Choosing and using a finite element#

As seen in DOLFINx in general, we use the unified form language (UFL) to define variational forms. The power of this domain specific language is that it resembles mathematical syntax.

We will start with a standard problem, namely a projection:

(3)#\[\begin{align} u &= \frac{f(x,y,z)}{g(x,y,z)} \qquad \text{in } \Omega\subset \mathbb{R}^3. \end{align}\]

where \(\Omega\) is our computational domain, \(f\) and \(g\) are two known functions

Finite elements#

To solve this problem, we have to choose an appropriate finite element space to represent the function \(k\) and \(u\). There is a large variety of finite elements, for instance the Lagrange elements. The basis function for a first order Lagrange element is shown below

First order Lagrange basis functions

To symbolically represent this element, we use ufl.FiniteElement

import numpy as np
import basix.ufl_wrapper
import ufl

element = ufl.FiniteElement("Lagrange", ufl.triangle, 1)

We note that we send in the finite element family, what cells we will use to represent the domain, and the degree of the function space. As this element is just a symbolic representation, it does not contain the information required to tabulate (evaluate) basis functions at an abitrary point. UFL is written in this way, so that it can be used as a symbolic representation for a large range of finite element software, not just FENiCS.
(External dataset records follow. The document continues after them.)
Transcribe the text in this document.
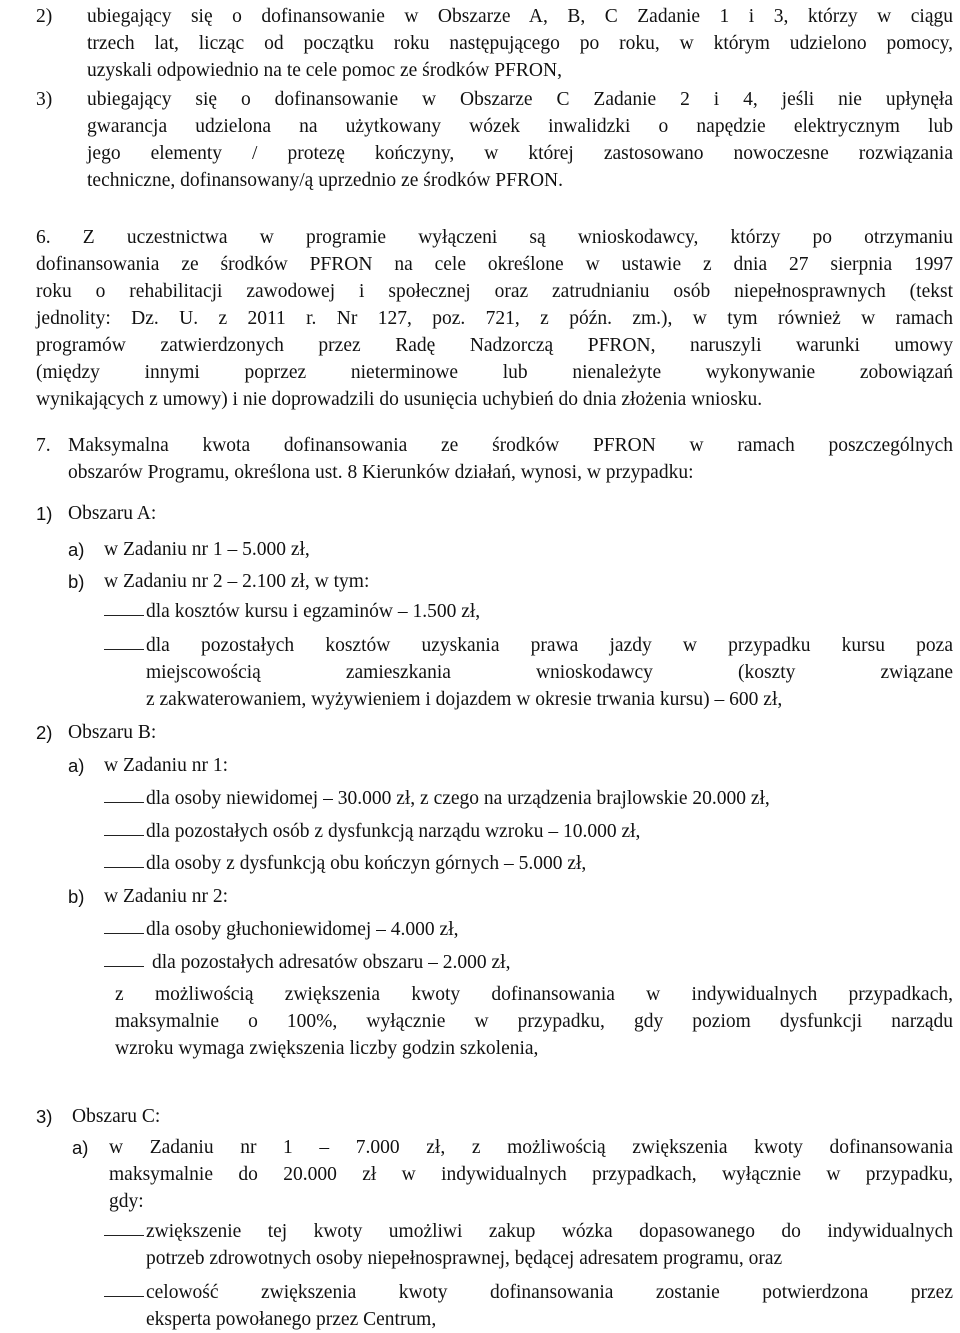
2) ubiegający się o dofinansowanie w Obszarze A, B, C Zadanie 1 i 3, którzy w ciągu
trzech lat, licząc od początku roku następującego po roku, w którym udzielono pomocy,
uzyskali odpowiednio na te cele pomoc ze środków PFRON,
3) ubiegający się o dofinansowanie w Obszarze C Zadanie 2 i 4, jeśli nie upłynęła
gwarancja udzielona na użytkowany wózek inwalidzki o napędzie elektrycznym lub
jego elementy / protezę kończyny, w której zastosowano nowoczesne rozwiązania
techniczne, dofinansowany/ą uprzednio ze środków PFRON.
6. Z uczestnictwa w programie wyłączeni są wnioskodawcy, którzy po otrzymaniu
dofinansowania ze środków PFRON na cele określone w ustawie z dnia 27 sierpnia 1997
roku o rehabilitacji zawodowej i społecznej oraz zatrudnianiu osób niepełnosprawnych (tekst
jednolity: Dz. U. z 2011 r. Nr 127, poz. 721, z późn. zm.), w tym również w ramach
programów zatwierdzonych przez Radę Nadzorczą PFRON, naruszyli warunki umowy
(między innymi poprzez nieterminowe lub nienależyte wykonywanie zobowiązań
wynikających z umowy) i nie doprowadzili do usunięcia uchybień do dnia złożenia wniosku.
7. Maksymalna kwota dofinansowania ze środków PFRON w ramach poszczególnych
obszarów Programu, określona ust. 8 Kierunków działań, wynosi, w przypadku:
1) Obszaru A:
a) w Zadaniu nr 1 – 5.000 zł,
b) w Zadaniu nr 2 – 2.100 zł, w tym:
dla kosztów kursu i egzaminów – 1.500 zł,
dla pozostałych kosztów uzyskania prawa jazdy w przypadku kursu poza
miejscowością zamieszkania wnioskodawcy (koszty związane
z zakwaterowaniem, wyżywieniem i dojazdem w okresie trwania kursu) – 600 zł,
2) Obszaru B:
a) w Zadaniu nr 1:
dla osoby niewidomej – 30.000 zł, z czego na urządzenia brajlowskie 20.000 zł,
dla pozostałych osób z dysfunkcją narządu wzroku – 10.000 zł,
dla osoby z dysfunkcją obu kończyn górnych – 5.000 zł,
b) w Zadaniu nr 2:
dla osoby głuchoniewidomej – 4.000 zł,
dla pozostałych adresatów obszaru – 2.000 zł,
z możliwością zwiększenia kwoty dofinansowania w indywidualnych przypadkach,
maksymalnie o 100%, wyłącznie w przypadku, gdy poziom dysfunkcji narządu
wzroku wymaga zwiększenia liczby godzin szkolenia,
3) Obszaru C:
a) w Zadaniu nr 1 – 7.000 zł, z możliwością zwiększenia kwoty dofinansowania
maksymalnie do 20.000 zł w indywidualnych przypadkach, wyłącznie w przypadku,
gdy:
zwiększenie tej kwoty umożliwi zakup wózka dopasowanego do indywidualnych
potrzeb zdrowotnych osoby niepełnosprawnej, będącej adresatem programu, oraz
celowość zwiększenia kwoty dofinansowania zostanie potwierdzona przez
eksperta powołanego przez Centrum,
In FENiCSx, we use Basix to tabulate finite elements. Basix can convert any ufl-element into a basix finite element, which we in turn can evaluate.

basix_element = basix.ufl_wrapper.convert_ufl_element(element)

Lets next tabulate the basis functions of our element at a given point p=(0, 0.5) in the reference element. the basix.finite_element.FiniteElement.tabulate function takes in two arguments, how many derivatives we want to compute, and at what points in the reference element we want to compute them.

points = np.array([[0., 0.5], [1, 0]], dtype=np.float64)
print(basix_element.tabulate(0, points))
[[[ 5.00000000e-01 -2.77555756e-17  5.00000000e-01]
  [ 1.11022302e-16  1.00000000e+00 -2.15422807e-17]]]

We can also compute the derivatives at any points in the reference element

print(basix_element.tabulate(1, points))
[[[ 5.00000000e-01 -2.77555756e-17  5.00000000e-01]
  [ 1.11022302e-16  1.00000000e+00 -2.15422807e-17]]

 [[-1.00000000e+00  1.00000000e+00 -4.30845614e-17]
  [-1.00000000e+00  1.00000000e+00 -4.30845614e-17]]

 [[-1.00000000e+00  0.00000000e+00  1.00000000e+00]
  [-1.00000000e+00  0.00000000e+00  1.00000000e+00]]]

Observe that the output we get from this command also includes the 0th order derivatives. Thus we note that the output has the shape (num_spatial_derivatives+1, num_points, num_basis_functions)

Not every function we want to represent is scalar valued. For instance, in fluid flow problems, the Taylor-Hood finite element pair is often used to represent the fluid velocity and pressure, where each component of the fluid velocity is in a Lagrange space. We represent this by using a ufl.VectorElement, which you can give the number of components as an input argument.

vector_element = ufl.VectorElement("Lagrange", ufl.triangle, 2, dim=2)

We can also use basix for this

el = basix.ufl_wrapper.create_element("Lagrange", "triangle", 2)
v_el = basix.ufl_wrapper.VectorElement(el, size=2)

Both these definitions of elements are compatible with DOLFINx. The reason for having both of them is that basix offers more tweaking of the finite elements that the UFL definition does. For more information regarding this see: Variants of Lagrange elements

To create the Taylor-Hood finite element pair, we use the ufl.MixedElement/basix.ufl_wrapper.MixedElement syntax

m_el = ufl.MixedElement([vector_element, element])
m_el_basix = basix.ufl_wrapper.MixedElement([v_el, basix_element])

There is a wide range of finite elements that are supported by ufl and basix. See for instance: Supported elements in basix/ufl.